O desafio é entrar num palacete em pleno Príncipe Real, em Lisboa, receber um copo, conhecer pessoas novas e ouvir música ao vivo. O franco-brasileiro Pierre Aderne é o anfitrião, mas com ele podem estar músicos de qualquer canto do mundo ou da cidade. As tertúlias musicais da Rua das Pretas, é assim que se chama este projecto, saíram de casa do artista e abriram-se ao público. Esta quarta-feira é lançado o disco Wine Album que tem a particularidade de cantar o amor e o vinho e de ser vendido em garrafeiras pois vem acompanhado de uma garrafa criada por Dirk Niepoort.
Foi há uns dez ou 12 anos que o cantor começou a fazer saraus em casa, então no Rio de Janeiro. “Recebi alguns portugueses e quando vim para Portugal em 2011, para filmar um documentário, aluguei uma casa no Poço dos Negros e era aí que aconteciam os saraus. Depois mudei-me para a Rua das Pretas e o [fotógrafo] Alfredo Matos fazia as fotos e usava a hashtag #RuadasPretas, as pessoas seguiam e começaram a ficar interessadas. Um dia decidimos abrir a casa ao público e apareceram umas 30 pessoas. Um dos meus amigos tinha este espaço [no Príncipe Real] e há um ano que começamos a fazer aqui”, conta o cantor, sentado num cadeirão branco de verga, confortavelmente decorado com almofadas e panos coloridos.
É ali que recebe os seus convidados a quem, mal entram e sobem os degraus que os leva à sala com lareira, recebem um copo de pé. “O vinho ajuda a contar a história”, explica. E assim, além dos músicos, dos artistas e dos escritores “também os produtores de vinho começaram a frequentar” a Rua das Pretas, continua. “Estes encontros nunca são estáticos”, sublinha Aderne.
Além de não serem estáticos, também não são fixos. Aderne divide-se entre Lisboa e o Porto, mas também viaja até Paris e Nova Iorque. Agora, Londres e Madrid vão fazer parte do seu percurso. “Viajo com quatro músicos, uma fadista e uma cantora brasileira. Chegando lá, convido as pessoas.” É assim o projecto, que é uma “festa de música e de vinho”. “É muito interessante porque todas as noites o concerto é diferente. O vinho é o quinto elemento da banda.”

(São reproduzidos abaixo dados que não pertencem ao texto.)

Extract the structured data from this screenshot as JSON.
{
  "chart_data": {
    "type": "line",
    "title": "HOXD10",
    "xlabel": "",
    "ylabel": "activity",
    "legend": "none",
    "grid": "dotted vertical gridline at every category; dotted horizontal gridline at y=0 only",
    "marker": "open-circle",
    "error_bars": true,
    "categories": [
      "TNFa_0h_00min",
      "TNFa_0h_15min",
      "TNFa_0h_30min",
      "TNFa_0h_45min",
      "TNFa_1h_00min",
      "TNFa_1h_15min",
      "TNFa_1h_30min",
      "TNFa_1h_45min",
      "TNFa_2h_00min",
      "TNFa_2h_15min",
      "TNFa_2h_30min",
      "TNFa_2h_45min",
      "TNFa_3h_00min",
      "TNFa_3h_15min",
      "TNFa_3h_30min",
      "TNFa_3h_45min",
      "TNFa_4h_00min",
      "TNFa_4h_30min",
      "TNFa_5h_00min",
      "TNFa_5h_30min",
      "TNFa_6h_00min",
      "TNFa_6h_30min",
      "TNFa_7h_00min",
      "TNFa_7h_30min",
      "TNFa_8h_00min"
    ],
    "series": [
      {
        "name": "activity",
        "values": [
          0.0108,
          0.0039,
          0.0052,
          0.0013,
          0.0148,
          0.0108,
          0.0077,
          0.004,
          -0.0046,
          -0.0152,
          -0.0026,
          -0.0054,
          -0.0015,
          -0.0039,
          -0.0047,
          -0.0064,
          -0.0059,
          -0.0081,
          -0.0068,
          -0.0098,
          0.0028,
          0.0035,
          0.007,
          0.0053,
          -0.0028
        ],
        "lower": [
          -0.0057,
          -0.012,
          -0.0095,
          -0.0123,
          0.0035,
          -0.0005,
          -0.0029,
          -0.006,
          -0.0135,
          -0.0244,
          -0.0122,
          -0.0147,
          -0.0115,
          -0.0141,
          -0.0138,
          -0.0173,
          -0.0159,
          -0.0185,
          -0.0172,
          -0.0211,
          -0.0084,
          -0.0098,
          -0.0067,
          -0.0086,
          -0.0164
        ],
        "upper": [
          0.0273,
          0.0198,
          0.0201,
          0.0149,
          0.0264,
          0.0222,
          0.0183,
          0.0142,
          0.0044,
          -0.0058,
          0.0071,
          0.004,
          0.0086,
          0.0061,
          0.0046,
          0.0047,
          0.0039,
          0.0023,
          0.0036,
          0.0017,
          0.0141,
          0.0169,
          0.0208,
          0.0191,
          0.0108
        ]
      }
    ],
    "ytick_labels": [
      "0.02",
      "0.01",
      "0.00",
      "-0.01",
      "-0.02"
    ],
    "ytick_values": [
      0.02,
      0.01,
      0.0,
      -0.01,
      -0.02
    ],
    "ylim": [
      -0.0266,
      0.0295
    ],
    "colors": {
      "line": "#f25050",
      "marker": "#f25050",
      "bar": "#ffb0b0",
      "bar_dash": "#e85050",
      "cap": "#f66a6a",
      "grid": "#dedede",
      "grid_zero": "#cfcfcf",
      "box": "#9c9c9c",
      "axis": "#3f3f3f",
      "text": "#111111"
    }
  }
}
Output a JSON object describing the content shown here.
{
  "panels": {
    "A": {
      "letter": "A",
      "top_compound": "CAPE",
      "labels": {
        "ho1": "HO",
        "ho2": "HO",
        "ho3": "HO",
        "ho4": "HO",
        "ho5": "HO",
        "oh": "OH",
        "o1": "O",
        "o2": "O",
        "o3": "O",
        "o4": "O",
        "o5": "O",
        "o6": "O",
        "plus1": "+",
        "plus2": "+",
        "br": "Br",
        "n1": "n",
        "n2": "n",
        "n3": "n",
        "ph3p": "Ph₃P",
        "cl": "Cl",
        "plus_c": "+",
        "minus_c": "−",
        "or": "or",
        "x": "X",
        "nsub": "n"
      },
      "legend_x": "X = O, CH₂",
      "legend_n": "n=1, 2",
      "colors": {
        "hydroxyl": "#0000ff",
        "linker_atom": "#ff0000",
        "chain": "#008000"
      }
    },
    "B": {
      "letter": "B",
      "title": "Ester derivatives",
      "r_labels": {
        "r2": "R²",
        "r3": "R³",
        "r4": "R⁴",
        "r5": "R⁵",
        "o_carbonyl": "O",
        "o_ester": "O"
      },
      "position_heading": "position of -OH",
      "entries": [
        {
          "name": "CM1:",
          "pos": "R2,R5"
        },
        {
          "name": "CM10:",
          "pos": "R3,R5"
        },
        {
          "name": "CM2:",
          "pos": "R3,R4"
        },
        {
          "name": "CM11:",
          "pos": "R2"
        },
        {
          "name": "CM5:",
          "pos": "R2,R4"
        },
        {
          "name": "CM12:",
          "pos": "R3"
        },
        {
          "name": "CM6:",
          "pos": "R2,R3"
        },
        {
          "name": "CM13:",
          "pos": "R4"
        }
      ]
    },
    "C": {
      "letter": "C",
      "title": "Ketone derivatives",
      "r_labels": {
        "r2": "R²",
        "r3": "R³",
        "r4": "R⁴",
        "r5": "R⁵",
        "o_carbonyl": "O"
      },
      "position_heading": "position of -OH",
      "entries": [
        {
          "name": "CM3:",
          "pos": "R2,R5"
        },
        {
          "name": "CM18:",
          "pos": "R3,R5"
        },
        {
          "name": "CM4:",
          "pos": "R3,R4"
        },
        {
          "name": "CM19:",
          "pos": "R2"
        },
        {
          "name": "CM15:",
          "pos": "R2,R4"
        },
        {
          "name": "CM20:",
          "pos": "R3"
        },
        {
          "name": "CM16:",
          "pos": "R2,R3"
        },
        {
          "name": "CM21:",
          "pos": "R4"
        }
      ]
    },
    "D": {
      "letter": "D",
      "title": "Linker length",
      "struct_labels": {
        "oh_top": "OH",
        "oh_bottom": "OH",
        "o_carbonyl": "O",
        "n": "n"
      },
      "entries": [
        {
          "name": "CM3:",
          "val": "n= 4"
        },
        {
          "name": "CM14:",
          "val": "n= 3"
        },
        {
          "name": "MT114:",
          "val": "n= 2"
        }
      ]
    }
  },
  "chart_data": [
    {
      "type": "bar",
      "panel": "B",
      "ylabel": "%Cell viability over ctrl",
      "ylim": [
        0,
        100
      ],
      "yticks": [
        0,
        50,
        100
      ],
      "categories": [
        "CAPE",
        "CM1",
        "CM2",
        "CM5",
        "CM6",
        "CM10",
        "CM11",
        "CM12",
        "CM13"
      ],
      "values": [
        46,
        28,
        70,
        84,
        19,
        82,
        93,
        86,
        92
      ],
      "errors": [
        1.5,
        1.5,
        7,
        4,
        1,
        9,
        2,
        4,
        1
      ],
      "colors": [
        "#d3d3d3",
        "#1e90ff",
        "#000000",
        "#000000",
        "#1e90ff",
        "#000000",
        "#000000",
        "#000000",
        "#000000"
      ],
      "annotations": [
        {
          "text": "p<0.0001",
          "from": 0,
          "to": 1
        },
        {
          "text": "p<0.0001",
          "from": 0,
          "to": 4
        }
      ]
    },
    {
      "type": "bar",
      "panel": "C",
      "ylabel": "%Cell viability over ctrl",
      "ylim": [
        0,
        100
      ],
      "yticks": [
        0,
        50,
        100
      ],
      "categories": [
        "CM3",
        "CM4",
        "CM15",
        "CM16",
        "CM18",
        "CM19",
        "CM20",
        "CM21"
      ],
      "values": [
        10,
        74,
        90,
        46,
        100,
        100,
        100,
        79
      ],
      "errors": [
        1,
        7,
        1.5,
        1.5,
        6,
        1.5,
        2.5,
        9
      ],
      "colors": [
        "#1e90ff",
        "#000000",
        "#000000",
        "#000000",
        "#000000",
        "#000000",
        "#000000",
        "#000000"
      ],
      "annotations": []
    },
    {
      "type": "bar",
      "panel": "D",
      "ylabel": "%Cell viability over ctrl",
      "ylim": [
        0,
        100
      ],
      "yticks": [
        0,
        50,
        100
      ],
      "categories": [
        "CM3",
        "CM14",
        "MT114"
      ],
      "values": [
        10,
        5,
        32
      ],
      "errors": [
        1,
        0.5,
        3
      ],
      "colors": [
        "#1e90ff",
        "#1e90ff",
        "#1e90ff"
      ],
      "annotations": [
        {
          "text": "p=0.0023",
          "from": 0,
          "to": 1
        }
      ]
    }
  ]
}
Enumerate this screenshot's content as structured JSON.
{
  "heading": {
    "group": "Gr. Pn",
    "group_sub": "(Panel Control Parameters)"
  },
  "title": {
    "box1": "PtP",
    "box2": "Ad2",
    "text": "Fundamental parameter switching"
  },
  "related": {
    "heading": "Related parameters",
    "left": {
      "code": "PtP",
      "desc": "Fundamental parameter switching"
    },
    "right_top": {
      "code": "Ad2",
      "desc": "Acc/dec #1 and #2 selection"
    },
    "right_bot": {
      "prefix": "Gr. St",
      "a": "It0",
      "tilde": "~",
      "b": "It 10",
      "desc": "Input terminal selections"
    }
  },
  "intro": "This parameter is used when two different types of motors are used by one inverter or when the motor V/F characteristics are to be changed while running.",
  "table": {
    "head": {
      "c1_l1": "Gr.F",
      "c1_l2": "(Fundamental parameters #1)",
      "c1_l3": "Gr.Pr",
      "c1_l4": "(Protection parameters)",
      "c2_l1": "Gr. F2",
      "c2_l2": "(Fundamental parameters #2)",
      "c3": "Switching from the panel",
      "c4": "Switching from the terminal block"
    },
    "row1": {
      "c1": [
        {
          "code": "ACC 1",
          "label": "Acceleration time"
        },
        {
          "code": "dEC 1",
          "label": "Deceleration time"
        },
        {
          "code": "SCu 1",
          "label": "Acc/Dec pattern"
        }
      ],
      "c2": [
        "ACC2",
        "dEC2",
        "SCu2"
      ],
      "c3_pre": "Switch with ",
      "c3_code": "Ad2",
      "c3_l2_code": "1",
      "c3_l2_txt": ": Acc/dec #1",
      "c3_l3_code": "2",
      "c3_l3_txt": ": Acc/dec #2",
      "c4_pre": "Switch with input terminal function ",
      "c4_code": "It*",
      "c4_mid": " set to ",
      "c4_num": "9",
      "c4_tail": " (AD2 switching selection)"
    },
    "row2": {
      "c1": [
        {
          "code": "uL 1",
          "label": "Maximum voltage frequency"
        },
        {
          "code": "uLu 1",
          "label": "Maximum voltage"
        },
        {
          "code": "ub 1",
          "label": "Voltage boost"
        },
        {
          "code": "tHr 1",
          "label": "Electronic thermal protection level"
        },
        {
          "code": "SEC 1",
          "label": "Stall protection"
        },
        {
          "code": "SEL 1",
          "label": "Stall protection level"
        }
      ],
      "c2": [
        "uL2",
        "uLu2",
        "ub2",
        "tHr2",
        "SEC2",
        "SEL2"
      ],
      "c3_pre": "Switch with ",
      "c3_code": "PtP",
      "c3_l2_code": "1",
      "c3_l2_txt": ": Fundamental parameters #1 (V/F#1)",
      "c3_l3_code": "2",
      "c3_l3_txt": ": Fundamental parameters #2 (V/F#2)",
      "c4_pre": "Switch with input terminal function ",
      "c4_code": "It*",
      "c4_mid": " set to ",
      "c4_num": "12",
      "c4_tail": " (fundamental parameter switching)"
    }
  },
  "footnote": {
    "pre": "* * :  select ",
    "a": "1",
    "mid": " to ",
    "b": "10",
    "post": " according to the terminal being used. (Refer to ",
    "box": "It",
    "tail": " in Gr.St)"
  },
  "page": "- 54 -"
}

Ao palacete chegam cerca de oito dezenas de pessoas que se sentam em caixas de vinho, com as almofadinhas coloridas. “Não é um show, mas uma festa que se faz em casa. É um formato [que promove] a intimidade”, explica. Há entradas para petiscar assim que se entra e no final da primeira parte é servida uma refeição quente. É uma experiência Airbnb Music e custa 50 euros. A maior parte dos que passam pela Rua das Pretas são turistas.
Depois de tantas tertúlias – por ali já passaram 140 artistas portugueses e estrangeiros, 4000 já fizeram a experiência e foram abertas mais de 1700 garrafas de vinho –, há um ano, Aderne estava com Niepoort no Douro e pensou: “Está na hora de fazer um álbum temático e fazer do vinho o mote principal do disco – canções acerca do amor e do vinho.”
O autor convidou alguns músicos, foi para Nova Iorque, alugou uma casa. “O Dirk [Niepoort] veio com a gente.” Durante duas semanas o que fizeram foi: “Compor, cozinhar, cantar, abrir garrafas e gravar”, descreve. A produção ficou a cabo de Hector Castillo, vencedor de oito Grammys, e dos compositores e músicos Brian Cullman e Tanner Walle. O disco foi terminado em Lisboa.
Depois disso, Aderne pensou na distribuição. “Eu sinto a música mais próxima de uma garrafeira do que de uma loja onde se vendem electrodomésticos”, diz, lamentando a diversidade de produtos que lojas como a Fnac ou a Worten oferecem. Um CD e uma garrafa de vinho é a proposta de Aderne e de Niepoort – que criou dois tintos, um do Douro e outro da Bairrada, dois brancos, um do Douro e outro da região do Alto Minho. Os rótulos foram criados pelos artistas plásticos brasileiros Gonçalo Ivo e Rubem Grilo.
São oito mil discos e oito mil garrafas (20 euros), mas é possível comprar três também com o CD (60 euros). De futuro haverá um código de download impresso nas rolhas que poderá ser descarregado para ouvir o álbum, informa o autor. Aderne está curioso para saber “se esta loucura resulta”, a da venda em garrafeiras, wine bars e restaurantes. Por agora, já há pedidos para fazer chegar o kit a Nova Iorque e a Paris. Portanto, esta ideia pode ajudar à “inclusão do vinho português em lugares em que não estaria se não tivesse a música [associada] e vice-versa”, defende.